Director: Rachid Bouchareb Actors: Jamel Debbouze, Samy Naceri, Roschdy Zem, Sami Bouajila, Bernard Blancan, Mathieu Simonet, Melanie Laurent




our North African men (Roschdy Zem, Samy Naceri, Jamel Debbouze, and Sami Bouajila) enlist to help the French destroy rising Nazism and discrimination during World War II. Through vicious confrontations and disquieting downtime in France, the soldiers realize that what each fights for is entirely different – and altogether misinformed. Whether revenge, duty, heroism, or appreciation are sought, ideals disintegrate in the chaos of gunfire and during rumination on loss.

“Days of Glory” examines the moral complications of war with careful attention and sentimentality, as each of the four main characters demonstrates disparate reasons for joining, rife with preconceived notions of what they are fighting for. The analyzation of these motives is a main theme of the film and serves well to advance the story. Bouajila is particularly intriguing due to his leadership skills, drive for equality, and interest in advancement up the ranks; yet his participation is often for a symbolic purpose, which shifts as the film progresses. His belief that the liberation of France will personally benefit him and his people is unnervingly shattered as the conclusion draws nearer. And though he also believes in doing the right thing, he’s faced with pressures from his battalion and from French leaders, which distorts that cause into a rather inconsistent factor. Due recognition and the celebration of achieving his goals are also cut short when he realizes the obligatory stance of the French; what he accomplishes in the end is nearly nothing, as he’s left only with the reflection of his sacrifices and the deaths of his peers.

The other prominent theme in the film is equality. The little known situation of North African segregation and prejudices during the war is admirably addressed, presenting notable injustices served to soldiers who willingly sacrificed their lives for France. A line spoken by one of the stars perhaps best sums up their constant struggle: “German bullets don’t pick and choose their targets.” Treated as inferior to the French troops, numerous North African soldiers who fought just as bravely and vigilantly failed to receive proper treatment, supplies, rations, and leave, and were resolutely snubbed of the simple acknowledgement that would have appeased a great many of them.

“Days of Glory” takes its time to study the four leading individuals, appropriately developing them into atypical antiheroes, with relatable ethics, goals, and resultant suffering, even if they’re thrust into an environment in which actions and reactions are extreme or spontaneous. And audiences also get to witness actors not known for dramatic roles turn in Oscar-worthy performances. On the technical front, the color scheme and lighting are first class, embellished with unique transition shots that introduce changes in location and time. What appear to be clouds roll across black and white terrain to reveal vibrant, full color; explosions send up cascading rocks and debris that rain down upon the men as they ascend an enemy mountain stronghold; and the camera becomes completely immersed in blackness at times, with little more than the sounds of bullets piercing the air and the cries of fallen comrades, as if a soldier fighting alongside the troops.

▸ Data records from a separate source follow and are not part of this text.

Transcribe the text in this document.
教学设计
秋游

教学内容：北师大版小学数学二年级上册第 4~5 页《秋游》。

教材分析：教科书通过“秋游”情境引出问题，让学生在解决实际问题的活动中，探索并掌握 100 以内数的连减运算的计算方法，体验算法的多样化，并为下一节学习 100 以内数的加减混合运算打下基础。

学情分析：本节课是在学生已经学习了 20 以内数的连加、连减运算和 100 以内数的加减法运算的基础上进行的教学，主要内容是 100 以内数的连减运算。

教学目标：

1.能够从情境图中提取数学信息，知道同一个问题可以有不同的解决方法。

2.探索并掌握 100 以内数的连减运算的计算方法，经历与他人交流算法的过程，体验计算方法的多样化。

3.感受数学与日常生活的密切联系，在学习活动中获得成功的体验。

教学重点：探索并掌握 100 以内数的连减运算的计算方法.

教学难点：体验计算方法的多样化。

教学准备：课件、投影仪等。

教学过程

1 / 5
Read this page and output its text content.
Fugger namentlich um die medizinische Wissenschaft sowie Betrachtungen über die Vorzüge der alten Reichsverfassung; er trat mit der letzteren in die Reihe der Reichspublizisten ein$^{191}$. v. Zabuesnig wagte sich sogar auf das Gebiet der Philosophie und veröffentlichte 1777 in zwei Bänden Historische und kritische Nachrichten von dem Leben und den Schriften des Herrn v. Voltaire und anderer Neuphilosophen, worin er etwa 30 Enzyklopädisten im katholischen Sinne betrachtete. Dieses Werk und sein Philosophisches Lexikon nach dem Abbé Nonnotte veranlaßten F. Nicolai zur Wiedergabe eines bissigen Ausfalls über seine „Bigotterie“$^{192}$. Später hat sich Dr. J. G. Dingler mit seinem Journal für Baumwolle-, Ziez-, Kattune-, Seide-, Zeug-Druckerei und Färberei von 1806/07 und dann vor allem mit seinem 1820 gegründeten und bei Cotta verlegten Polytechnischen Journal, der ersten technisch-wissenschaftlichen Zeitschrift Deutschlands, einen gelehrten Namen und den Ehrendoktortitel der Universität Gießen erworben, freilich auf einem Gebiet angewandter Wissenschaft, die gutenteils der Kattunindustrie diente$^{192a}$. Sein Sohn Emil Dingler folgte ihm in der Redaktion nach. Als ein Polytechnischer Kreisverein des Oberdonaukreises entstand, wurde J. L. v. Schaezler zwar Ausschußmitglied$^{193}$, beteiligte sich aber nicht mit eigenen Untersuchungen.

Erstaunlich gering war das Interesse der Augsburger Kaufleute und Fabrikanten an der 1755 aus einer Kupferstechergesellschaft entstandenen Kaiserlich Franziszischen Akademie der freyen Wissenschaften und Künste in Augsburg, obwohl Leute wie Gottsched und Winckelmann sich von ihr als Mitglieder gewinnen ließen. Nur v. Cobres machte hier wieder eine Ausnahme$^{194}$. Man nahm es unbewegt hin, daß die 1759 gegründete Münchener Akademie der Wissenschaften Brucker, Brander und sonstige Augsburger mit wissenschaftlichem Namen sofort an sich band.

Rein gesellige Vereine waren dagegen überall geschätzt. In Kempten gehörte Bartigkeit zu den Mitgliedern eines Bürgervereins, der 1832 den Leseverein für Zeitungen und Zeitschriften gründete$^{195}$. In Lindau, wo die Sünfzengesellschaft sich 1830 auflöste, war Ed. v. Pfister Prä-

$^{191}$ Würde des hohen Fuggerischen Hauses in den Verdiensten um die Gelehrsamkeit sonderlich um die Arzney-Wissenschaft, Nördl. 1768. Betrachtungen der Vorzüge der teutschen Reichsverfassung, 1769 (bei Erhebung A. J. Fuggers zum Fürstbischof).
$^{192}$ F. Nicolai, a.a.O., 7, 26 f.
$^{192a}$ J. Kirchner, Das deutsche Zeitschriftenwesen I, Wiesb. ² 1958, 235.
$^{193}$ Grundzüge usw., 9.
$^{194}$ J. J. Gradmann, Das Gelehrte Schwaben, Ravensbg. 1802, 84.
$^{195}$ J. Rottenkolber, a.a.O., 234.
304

Drawing influences from “Saving Private Ryan” (but with a greater and more analytical scope) and “Jarhead,” Algeria’s Best Foreign Language Film Oscar contender (originally titled “Indigenes”) presents a sweeping war epic resplendent with devastating morality issues and consuming infantry battles. It may creep into an overly long running time, but it doesn’t forget to nurture heartfelt, august characters and stirring situations that question the motives of war and the jarring injustices undeniably rendered. And though the film slows at a few points for character development or extra details, viewers are presented with an exquisite look into a rarely examined aspect of WWII, full of behavioral examinations and informative messages.